War in Europe has revitalized policy battles over energy supply.
Herald,,Ca,,Usa,0,Jun,5,,2018:,Rancho,Seco,Nuclear

The West’s coffee tables groan with towers of political magazines, each breathlessly defending the glory of globalized trade.

If you stacked all of those glossy journals into one massive economic kineograph and started flicking, it would display something like this: “Bilateral trade promotes peace between countries that share borders, and growing global markets enhance peace between distant countries.”

But decades of voices droning on about the supposed link between extensive trade and unbreakable peace are being drowned out by the whine of rockets and the thundering roar of Russian fighter jets.

Putin’s invasion of Ukraine has now entered its fourth week. While mortar shells crashing into cars and roofs have embolden the Ukrainian spirit of resistance, the return of European continental conflict is crushing conventions and ripping apart liberal sacred cows.

Chief among this collection of sacred cows is the preference for global markets over secure national supply chains. This globalist economic mentality has starved countries of control over strategic commodities like steel and wheat. Its worst effects have come in energy markets.

For decades, Western nations have endured the same cycle whenever geopolitical events drive up fuel prices. Politicians conduct urgent charm offensives with the leaders of Middle Eastern states, urging them to pour more black gold into our shallow cups. As Russia’s invasion of Ukraine rumbles on, that cycle is well underway. Boris Johnson was in Saudi Arabia last week; Joe Biden is struggling to get through on the telephone. Iran is releasing some Western political prisoners after years-long diplomatic disputes were suddenly resolved. Coincidental timing? Probably not. Iraqi oil revenues are approaching record highs. They can be confident of smashing those numbers now.

And while these Western leaders lavish MENA’s mullahs and tribal kings with shedloads of cash, they reassure concerned parties at home that now is the time for a new energy strategy that weans us off foreign oil supplies. That’s why Boris Johnson reaffirmed Britain’s focus on renewable energy—with a new offshore wind commitment—while his government jet set its itinerary for Riyadh.

But then the crisis passes, and we return to the cozy energy status quo—relying on foreign imports and squandering our duties to national security and sustenance. We cannot allow this to happen again.

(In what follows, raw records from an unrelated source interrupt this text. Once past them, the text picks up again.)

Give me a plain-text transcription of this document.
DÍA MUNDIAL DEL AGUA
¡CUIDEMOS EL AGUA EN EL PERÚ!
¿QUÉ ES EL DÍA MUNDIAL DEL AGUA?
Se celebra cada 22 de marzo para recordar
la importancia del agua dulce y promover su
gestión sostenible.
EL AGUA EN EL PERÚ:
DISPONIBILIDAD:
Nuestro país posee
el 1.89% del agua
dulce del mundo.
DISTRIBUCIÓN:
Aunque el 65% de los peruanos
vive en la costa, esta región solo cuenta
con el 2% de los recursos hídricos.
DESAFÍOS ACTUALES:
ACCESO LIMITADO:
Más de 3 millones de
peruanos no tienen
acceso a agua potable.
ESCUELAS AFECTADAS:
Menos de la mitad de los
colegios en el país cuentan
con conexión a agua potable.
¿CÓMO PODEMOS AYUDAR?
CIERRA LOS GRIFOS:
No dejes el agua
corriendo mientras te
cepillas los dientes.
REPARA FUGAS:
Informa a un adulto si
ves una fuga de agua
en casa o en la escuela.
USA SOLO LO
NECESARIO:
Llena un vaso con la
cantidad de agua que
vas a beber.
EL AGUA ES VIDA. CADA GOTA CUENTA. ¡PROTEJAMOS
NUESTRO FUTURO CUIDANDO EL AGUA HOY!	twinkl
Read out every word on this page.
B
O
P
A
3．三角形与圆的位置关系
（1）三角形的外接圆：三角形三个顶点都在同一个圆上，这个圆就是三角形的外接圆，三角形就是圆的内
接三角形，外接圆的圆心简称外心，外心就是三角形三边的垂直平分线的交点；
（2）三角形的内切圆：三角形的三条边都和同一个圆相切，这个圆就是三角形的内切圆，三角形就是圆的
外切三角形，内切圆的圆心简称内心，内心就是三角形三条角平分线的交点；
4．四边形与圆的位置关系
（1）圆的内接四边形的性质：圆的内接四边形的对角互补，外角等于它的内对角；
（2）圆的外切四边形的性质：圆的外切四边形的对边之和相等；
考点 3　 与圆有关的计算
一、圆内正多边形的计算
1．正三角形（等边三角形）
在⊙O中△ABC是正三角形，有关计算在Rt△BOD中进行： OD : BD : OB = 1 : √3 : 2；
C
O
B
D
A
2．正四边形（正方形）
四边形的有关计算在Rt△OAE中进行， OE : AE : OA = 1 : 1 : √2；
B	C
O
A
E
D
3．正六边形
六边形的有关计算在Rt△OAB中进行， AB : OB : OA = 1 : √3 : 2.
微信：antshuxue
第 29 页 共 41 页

Boasting bountiful subterranean resources, the U.S. fares better than the European economies when faced with gas shocks. But Washington has similarly failed to establish an energy-security plan that doesn’t demolish the wallets of ordinary Americans whenever international events take a turn for the worse.

Even though it produced more oil than consumers guzzled in 2019, the U.S. is still at the mercy of the international markets that set prices for global consumers. Coupled with a nervy fracking industry that is reluctant to increase supply, working-class Americans who rely on the pump to earn a living are being thwarted by a market that doesn’t work for them. Rising gas prices send shockwaves up and down the supply chain, hurting businesses big and small. Ultimately, this is the cornerstone test of energy security: Can you ensure that your populace is adequately protected by sudden market shifts? Washington can’t.

Thankfully, some Western governments are responding. Britain’s Foreign Secretary Liz Truss—who prides herself on belonging to the libertarian and globalist camp of the Conservative Party—has lamented how “the free world overall has focused too much on getting cheap oil, cheap electronics, cheap goods at the expense of our freedom and security.” This is a significant intervention from a politician who was, until recently, praising Britain’s Uber-loving “#freedomfighters.”

Germany has for decades enjoyed what Truss described as a “freedom-loving, free-market” approach to Moscow, but has now scrapped its pipeline deal with the Kremlin and opted to seek alternative supplies.

The European Commission on March 8 published a proposal to ensure E.U. nations achieve secure, affordable energy independent of Russian fossil fuels before 2030. The Commission proposes quadrupling hydrogen consumption and turning to renewables to avoid paying Moscow the $118 million per day it currently coughs up. They’ll hunt for alternative gas products in the short-term and ramp up plans for renewable alternatives at home.

But for every reassuring statement delivered by globalists reeling from a hard slap of reality, there are still plenty of disagreeable perspectives being flung around by self-appointed luminaries as a result of the return to peer military conflict in Europe. Some people have played a lot of Fallout, the post-apocalyptic video game series, and have realized that they’d like to experience it for real, so they’re calling for urgent and widespread NATO strikes against the Russian military. Others, meanwhile, are reacting to the biggest energy-supply catastrophe in living memory by urging policymakers to do nothing.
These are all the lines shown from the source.